I just looked at him.
“It was a joke,” he said.
“Yeah, I know. You should call your family now. Tell them you’re all right. Vinnie’s family, too.”
“If you don’t mind,” he said, “I’d like to do that tomorrow morning. As soon as word gets around, all hell is gonna break loose.”
“You’re probably right about that,” I said. “You’re gonna be a very popular guy once you get back home. I think Chief Benally gets the first dance.”
As tired as I was, I couldn’t sleep. My face was throbbing now. I took some aspirin and sat out on the couch. Buck was snoring away in one bedroom. Lou was in the other. I sat there and looked out the window at the darkened library behind the hotel. After a while, Lou came out and sat down in the chair across from me.
“Tell me what happened,” he said. “I want to know what that man said to you. Every word.”
“I didn’t want to bring it up yet. I figured those guys should both recover a little bit first.”
“I understand. But it’s just you and me here.”

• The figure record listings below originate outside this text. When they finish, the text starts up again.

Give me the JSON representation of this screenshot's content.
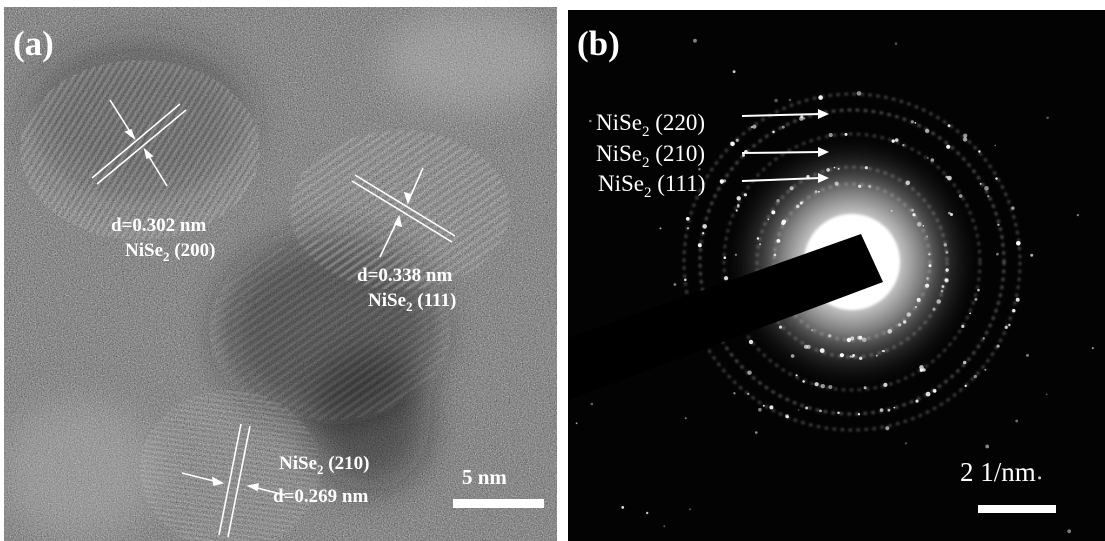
{
  "panels": [
    {
      "label": "(a)",
      "kind": "hrtem-micrograph",
      "annotations": [
        {
          "d": "d=0.302 nm",
          "phase": "NiSe",
          "subscript": "2",
          "plane": " (200)"
        },
        {
          "d": "d=0.338 nm",
          "phase": "NiSe",
          "subscript": "2",
          "plane": " (111)"
        },
        {
          "d": "d=0.269 nm",
          "phase": "NiSe",
          "subscript": "2",
          "plane": " (210)"
        }
      ],
      "scale_bar": {
        "text": "5 nm"
      }
    },
    {
      "label": "(b)",
      "kind": "saed-pattern",
      "ring_labels": [
        {
          "phase": "NiSe",
          "subscript": "2",
          "plane": " (220)"
        },
        {
          "phase": "NiSe",
          "subscript": "2",
          "plane": " (210)"
        },
        {
          "phase": "NiSe",
          "subscript": "2",
          "plane": " (111)"
        }
      ],
      "scale_bar": {
        "text": "2 1/nm"
      }
    }
  ],
  "colors": {
    "background": "#ffffff",
    "annotation": "#ffffff",
    "saed_background": "#030303",
    "beam_stop": "#000000",
    "tem_mid": "#6a6a6a"
  }
}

My face was killing me. It hurt to talk. But I thought back carefully over every word Corvo had said to me. I told Lou everything I could remember. After everything we had been through that day, I owed him the full story.
I ran through everything, including the last instructions Corvo had given me. Bring the two Indians down to Chicago. You have exactly forty-eight hours.
“And if you don’t do that?” Lou said.
“Then it’s pretty clear what will happen. Corvo will come looking for us. Me included. If I call the cops, it gets even worse.”
“So what do we do?”
“It’s too bad he didn’t want just Buck. I would have turned him over on the spot.”
“Seriously, Alex.”
“Seriously, I don’t know. But we’ve got about a day and a half left to figure it out.”
We picked up Vinnie from the doctor’s house the next morning. He was looking more like himself, but we got some pretty detailed instructions on taking him to a doctor back home, and watching for symptoms of post-concussion syndrome. Severe headaches, dizziness, sudden changes in mood. Basically anything out of the ordinary. While I was there, the doctor took the opportunity to change the bandages on my face. It still hurt.
We settled the bill and the insurance and everything else. Then we thanked him a few times, because he had obviously gone out of his way for us. There was room for only one more car on the ferry, so we took it. We got onboard and we stood on the deck, watching the boat push off from the dock. I saw the fishing boat from the day before, still sitting in its slip. I figured someone would take care of it eventually, take it back to wherever it belonged.